Tutta la mia pittura è stata elaborazione di un lutto, anzi, di due lutti: uno quello della mia spina dorsale assassinata dal corrimano di un tram; l’altro, quello di non aver fatto altro che abortire, invece che partorire.
Il mio cruccio più grande è stato proprio quello di non aver avuto figli.
Ne avrei voluti tanti con Diego, e magari anche con Lev Trockij, e con André Breton.

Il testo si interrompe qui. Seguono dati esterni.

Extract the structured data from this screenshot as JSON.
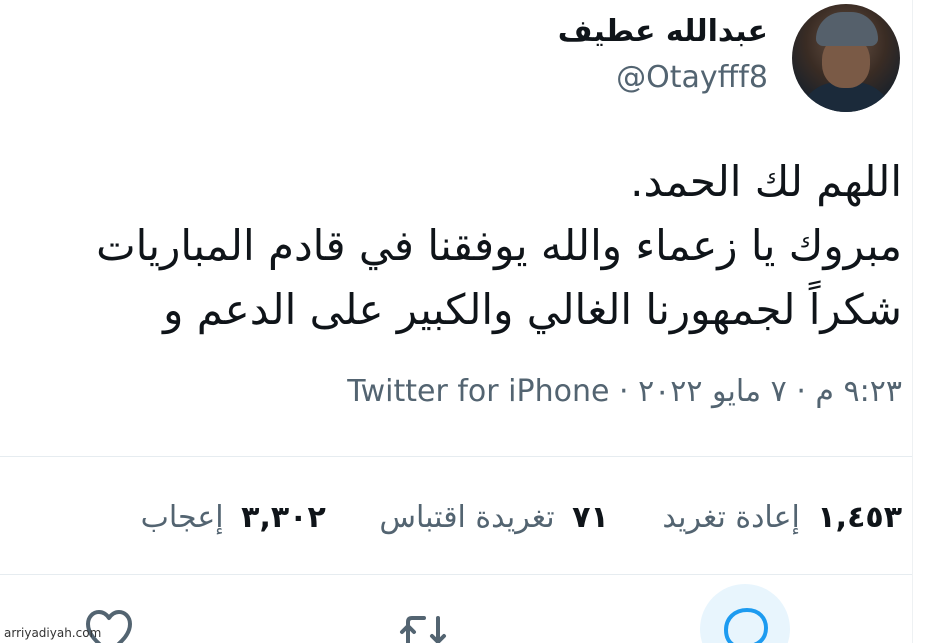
{
  "author": {
    "display_name": "عبدالله عطيف",
    "handle": "@Otayfff8"
  },
  "tweet": {
    "lines": [
      "اللهم لك الحمد.",
      "مبروك يا زعماء والله يوفقنا في قادم المباريات",
      "شكراً لجمهورنا الغالي والكبير على الدعم و"
    ]
  },
  "meta": {
    "time": "٩:٢٣ م",
    "separator": "·",
    "date": "٧ مايو ٢٠٢٢",
    "source": "Twitter for iPhone"
  },
  "stats": {
    "retweets": {
      "count": "١,٤٥٣",
      "label": "إعادة تغريد"
    },
    "quotes": {
      "count": "٧١",
      "label": "تغريدة اقتباس"
    },
    "likes": {
      "count": "٣,٣٠٢",
      "label": "إعجاب"
    }
  },
  "actions": {
    "reply_icon": "reply-icon",
    "retweet_icon": "retweet-icon",
    "like_icon": "heart-icon",
    "accent": "#1d9bf0"
  },
  "watermark": "arriyadiyah.com"
}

Sono nata marchiata dalla spina bifida e, perciò, difettosa e malformata. Poi ci si è messo di mezzo lo scontro frontale con quel tram a sgangherarmi definitivamente.
Ho provato a fare figli, ma il mio utero e le mie reni non ce l’hanno fatta.
La mia vagina però ha dato la sveglia e la carica a tanti altri corpi, normalmente o artisticamente dotati.
Il mio pube è sempre stato molto peloso, come quello di Maria di Magdala e, come il suo, piaceva molto agli uomini. Magdalena, è il mio secondo nome.
Non ho mai avuto problemi a guardarmi negli specchi, nonostante tutte le disgrazie, il corpo è stata la mia materia prima, il mio lievito madre, che ho scelto di condividere.
Una donna artista che non fa figli non è una vera artista, dicono. Perché estranea al più importante processo di creazione. Tutte balle. Non dite di me che sono stata un’artista surrealista, dite di me che sono stata un’artista messicanista. Chissà se una come me può essere considerata lunàdiga.»